Tout en restant prudent, le président américain estime que le coup de théâtre spectaculaire orchestré par Moscou, qui propose de mettre l'arsenal chimique syrien sous contrôle de l'ONU, est un développement «positif» et «possible» .
Le pouvoir russe volant au secours d'Obama, au moment où il risque un camouflet au Congrès sur son plan d'action militaire en Syrie? Le scénario paraît trop beau pour être vrai, vu l'état des relations bilatérales et la manière dont la Russie de Poutine a jusqu'ici enterré systématiquement toute chance de solution diplomatique de la crise syrienne au Conseil de sécurité de l'ONU. Et pourtant, dans un coup de théâtre spectaculaire, qui pourrait redorer leur blason diplomatique et leur conférer un rôle de médiateur indispensable, les Russes ont proposé lundi, par la voix de leur ministre des Affaires étrangères Sergueï Lavrov, que les Syriens mettent leur arsenal chimique sous contrôle de l'ONU, dans le but de le détruire, et qu'ils échappent ainsi à une attaque militaire américaine. Ils ont précisé avoir évoqué avec Damas cette éventualité et se sont dit prêts à «avancer avec la Syrie», sur un tel scénario, qui contraindrait Damas à rejoindre la Convention internationale sur l'interdiction des armes chimiques. Le régime d'Assad a accueilli favorablement les assertions russes.
Le président Obama a immédiatement saisi la balle au bond, jugeant lundi dans une série d'interviews à des chaînes de télévision américaines, qu'il allait examiner «sérieusement» la soudaine proposition russe. «Si elle est vraie»… «c'est un développement positif» et «possible», a confié le président américain au journaliste Wolf Blitzer sur
CNN. «Si nous pouvons accomplir le but limité de sécuriser et détruire les armes chimiques syriennes, cela serait le meilleur scénario», a-t-il ajouté, disant espérer une vraie ouverture de Moscou. «Cela ne résoudrait évidemment pas le problème plus large de la guerre civile syrienne, mais cela pourrait être une manière d'atteindre le but que nous recherchons, c'est à dire empêcher une nouvelle utilisation des armes chimiques par le régime» (puisqu'elles seraient même détruites dans le scénario évoqué par les Russes), a dit le président.

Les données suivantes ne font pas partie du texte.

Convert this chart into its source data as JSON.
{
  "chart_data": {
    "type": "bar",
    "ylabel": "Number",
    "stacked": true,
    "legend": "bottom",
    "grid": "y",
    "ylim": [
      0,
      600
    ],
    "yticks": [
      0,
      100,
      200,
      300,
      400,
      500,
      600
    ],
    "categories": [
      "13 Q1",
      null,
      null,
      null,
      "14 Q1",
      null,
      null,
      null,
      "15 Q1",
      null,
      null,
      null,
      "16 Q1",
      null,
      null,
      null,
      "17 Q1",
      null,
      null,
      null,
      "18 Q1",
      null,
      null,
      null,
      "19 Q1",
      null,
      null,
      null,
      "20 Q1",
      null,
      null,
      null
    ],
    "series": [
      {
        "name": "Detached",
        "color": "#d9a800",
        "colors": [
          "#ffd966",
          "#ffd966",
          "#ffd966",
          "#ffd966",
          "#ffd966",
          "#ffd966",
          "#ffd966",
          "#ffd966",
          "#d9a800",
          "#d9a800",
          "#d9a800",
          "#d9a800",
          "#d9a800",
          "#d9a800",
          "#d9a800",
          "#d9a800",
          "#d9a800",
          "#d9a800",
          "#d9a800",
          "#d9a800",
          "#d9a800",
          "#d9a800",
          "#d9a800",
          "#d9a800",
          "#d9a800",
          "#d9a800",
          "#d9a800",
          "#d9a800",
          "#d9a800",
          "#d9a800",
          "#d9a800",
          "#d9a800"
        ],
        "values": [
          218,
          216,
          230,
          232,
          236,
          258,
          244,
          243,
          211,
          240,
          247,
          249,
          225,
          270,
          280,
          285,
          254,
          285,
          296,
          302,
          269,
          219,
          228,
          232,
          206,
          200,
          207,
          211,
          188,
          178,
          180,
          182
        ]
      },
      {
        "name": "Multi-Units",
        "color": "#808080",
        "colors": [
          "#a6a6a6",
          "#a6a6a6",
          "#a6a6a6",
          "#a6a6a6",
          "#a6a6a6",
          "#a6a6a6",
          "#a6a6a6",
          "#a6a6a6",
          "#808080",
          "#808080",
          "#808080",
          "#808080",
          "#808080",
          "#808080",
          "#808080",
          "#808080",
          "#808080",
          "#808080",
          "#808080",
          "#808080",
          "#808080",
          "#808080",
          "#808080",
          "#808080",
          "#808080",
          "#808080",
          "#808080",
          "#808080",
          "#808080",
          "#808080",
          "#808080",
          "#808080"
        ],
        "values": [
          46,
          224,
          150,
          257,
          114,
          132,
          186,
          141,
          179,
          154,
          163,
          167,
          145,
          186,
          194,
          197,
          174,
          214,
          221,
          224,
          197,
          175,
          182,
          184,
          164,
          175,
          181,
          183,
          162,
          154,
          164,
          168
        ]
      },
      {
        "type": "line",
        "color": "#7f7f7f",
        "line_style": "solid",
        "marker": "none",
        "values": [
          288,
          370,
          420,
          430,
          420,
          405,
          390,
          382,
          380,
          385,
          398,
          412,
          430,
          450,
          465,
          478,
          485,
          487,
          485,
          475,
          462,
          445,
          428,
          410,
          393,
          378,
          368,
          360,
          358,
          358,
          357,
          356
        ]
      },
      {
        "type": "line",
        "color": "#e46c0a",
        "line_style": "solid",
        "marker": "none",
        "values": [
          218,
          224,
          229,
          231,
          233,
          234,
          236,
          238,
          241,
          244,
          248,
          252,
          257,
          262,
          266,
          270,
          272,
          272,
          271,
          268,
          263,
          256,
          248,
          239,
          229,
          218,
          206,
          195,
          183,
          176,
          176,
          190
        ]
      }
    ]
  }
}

Obama s'est empressé de souligner qu'un tel développement ne serait pas à l'ordre du jour «s'il n'y avait la menace crédible d'une action militaire américaine». Une manière de dire clairement à ses détracteurs que la fermeté dont il avait fait preuve allait peut-être payer. «Cette pression doit être maintenue», a-t-il dit, affirmant rechercher toujours un vote au Congrès. Quelques heures plus tôt, son ancienne secrétaire d'Etat Hillary Clinton avait apporté son soutien au plan d'action d'Obama, tout en qualifiant la proposition russe de «pas important».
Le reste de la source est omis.